Regresó a su asiento y se ciñó el cinturón de seguridad. Ya no podía hacer nada en relación al consumo de combustible, y la única manera de ayudar a Carol-Ann era asegurar el aterrizaje de emergencia, siguiendo las directrices del plan.
Mientras el avión se estremecía en mitad de la noche, trató de contener su ira y repasar el plan.
Estaría de guardia cuando despegaran de Shediac, la última escala antes de Nueva York. Empezaría de inmediato a tirar combustible. Las cifras lo revelarían, por supuesto. Cabía la posibilidad de que Mickey Finn se diera cuenta de la pérdida, si aparecía en la cubierta de vuelo por algún motivo, pero en aquel momento, veinticuatro horas después de abandonar Southampton, lo único que importaba a la tripulación libre de servicio era dormir.
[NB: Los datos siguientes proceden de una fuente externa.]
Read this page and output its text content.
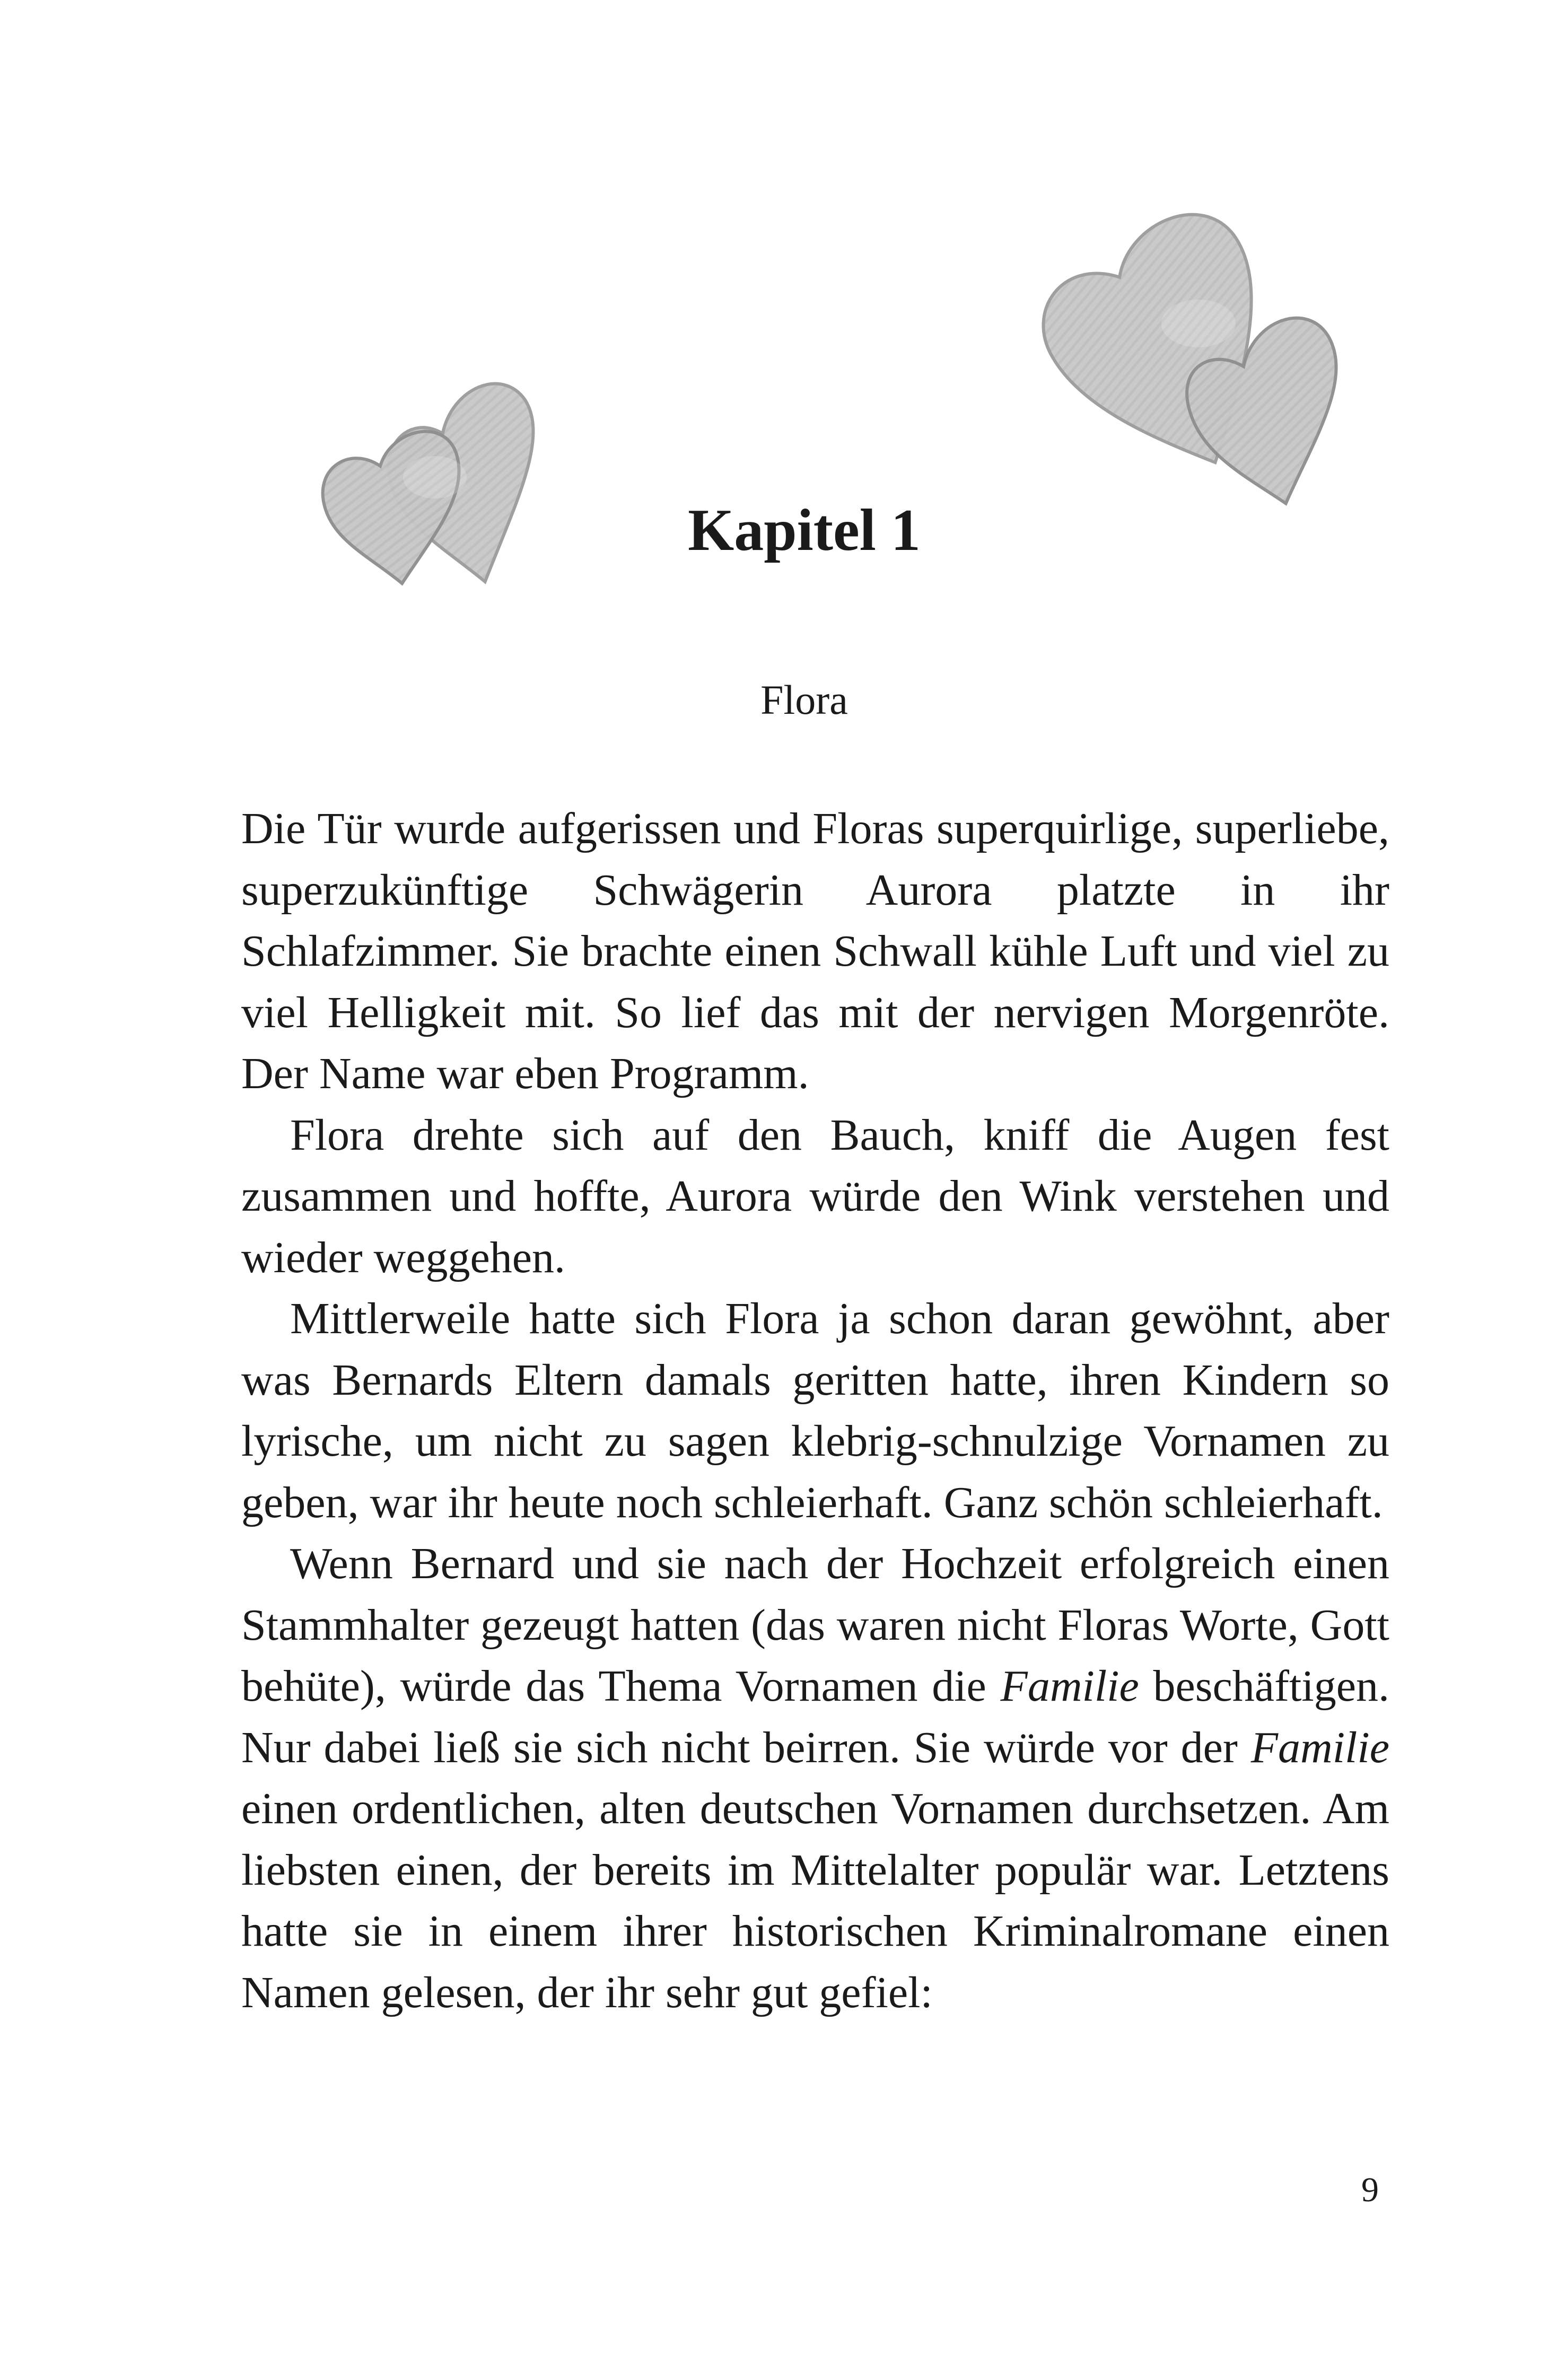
Kapitel 1
Flora

Die Tür wurde aufgerissen und Floras superquirlige, superliebe, superzukünftige Schwägerin Aurora platzte in ihr Schlafzimmer. Sie brachte einen Schwall kühle Luft und viel zu viel Helligkeit mit. So lief das mit der nervigen Morgenröte. Der Name war eben Programm.

Flora drehte sich auf den Bauch, kniff die Augen fest zusammen und hoffte, Aurora würde den Wink verstehen und wieder weggehen.

Mittlerweile hatte sich Flora ja schon daran gewöhnt, aber was Bernards Eltern damals geritten hatte, ihren Kindern so lyrische, um nicht zu sagen klebrig-schnulzige Vornamen zu geben, war ihr heute noch schleierhaft. Ganz schön schleierhaft.

Wenn Bernard und sie nach der Hochzeit erfolgreich einen Stammhalter gezeugt hatten (das waren nicht Floras Worte, Gott behüte), würde das Thema Vornamen die Familie beschäftigen. Nur dabei ließ sie sich nicht beirren. Sie würde vor der Familie einen ordentlichen, alten deutschen Vornamen durchsetzen. Am liebsten einen, der bereits im Mittelalter populär war. Letztens hatte sie in einem ihrer historischen Kriminalromane einen Namen gelesen, der ihr sehr gut gefiel:

9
No era probable que otro miembro de la tripulación echara un vistazo a las cifras del combustible, sobre todo en el trayecto más corto del vuelo, cuando el consumo de carburante no revestía tanta importancia. La idea de engañar a sus compañeros le repugnaba, y el furor volvió a poseerle por un momento. Cerró los puños, pero no tenía nada que golpear. Intentó concentrarse en su plan.